Jerzy Butkiewicz, who now wants to put the recycled water into circulation within the municipality, also had to adjust his expectations a little at first. The initial application, flushing water for municipal sewer cleaning, was deliberately chosen to be manageable. If operations remain stable and there are more precise insights about the water quality that can be maintained over time, further uses will be considered: alongside other municipal tasks such as watering green spaces, also private uses, for example by allotment gardeners. “We are planning a simple draw-off system for small users,” Butkiewicz explains. “This will give citizens direct access and bring the topic into everyday life.”
A Big Long‑Term Perspective
Even if the tap can’t be turned fully on right away, the solution, Czerwionka argues, has strong long-term potential, especially compared with other water sources. “Rainwater is often only seasonally available. Pool water, by contrast, is generated continuously and its quality can be closely monitored.” And the system’s educational value should go beyond information boards in the car park: school classes visiting the pool will gain hands-on insights into sustainable water strategies and be able to tour the installation.
This makes the issue tangible and strengthens understanding of the basics: in times of climate change, the Baltic Sea Region will also face phases of drought and drinking-water shortages. That is why we need to build small recycling loops into the large natural water cycle – loops that make water available again more quickly for various uses, in different, fit-for-purpose quality levels.
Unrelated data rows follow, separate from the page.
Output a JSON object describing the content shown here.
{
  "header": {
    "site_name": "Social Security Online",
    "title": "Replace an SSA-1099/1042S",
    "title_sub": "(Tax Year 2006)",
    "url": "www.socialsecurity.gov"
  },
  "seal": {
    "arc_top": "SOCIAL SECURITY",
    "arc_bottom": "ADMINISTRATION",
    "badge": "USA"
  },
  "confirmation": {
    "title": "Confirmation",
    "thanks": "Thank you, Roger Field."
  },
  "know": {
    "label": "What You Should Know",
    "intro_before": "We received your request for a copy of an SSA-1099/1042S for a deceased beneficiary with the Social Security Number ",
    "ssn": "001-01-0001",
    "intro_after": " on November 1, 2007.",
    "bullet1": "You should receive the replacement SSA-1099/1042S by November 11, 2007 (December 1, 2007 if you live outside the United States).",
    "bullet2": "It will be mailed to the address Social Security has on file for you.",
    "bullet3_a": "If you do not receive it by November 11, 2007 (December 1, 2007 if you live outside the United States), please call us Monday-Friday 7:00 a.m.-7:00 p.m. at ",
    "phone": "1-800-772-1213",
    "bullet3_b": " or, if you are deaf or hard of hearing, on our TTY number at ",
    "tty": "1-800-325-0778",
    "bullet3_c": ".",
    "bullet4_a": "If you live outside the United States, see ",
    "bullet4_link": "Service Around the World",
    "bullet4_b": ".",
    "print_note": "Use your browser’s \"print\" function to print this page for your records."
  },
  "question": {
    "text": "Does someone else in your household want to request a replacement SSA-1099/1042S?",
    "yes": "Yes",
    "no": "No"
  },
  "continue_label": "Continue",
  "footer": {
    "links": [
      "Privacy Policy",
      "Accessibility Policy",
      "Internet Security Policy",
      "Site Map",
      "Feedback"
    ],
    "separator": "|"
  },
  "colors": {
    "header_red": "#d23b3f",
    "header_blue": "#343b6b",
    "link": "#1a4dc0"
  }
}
From Unknown Terrain to Fertile Ground
A small loop like this now runs in the basement of Braniewo’s indoor pool. Getting there meant venturing into unknown territory and learning by trial and error. The result is impressive. “Pilot measures like this require patience, pragmatism and commitment,” says Butkiewicz. “But they show that sustainable change can start small and grow from there.” Demo visits will help stakeholders across the region to experience this first-hand. What was once unfamiliar ground is now fertile soil for new ideas and projects – freshly watered with recycled filter backwash.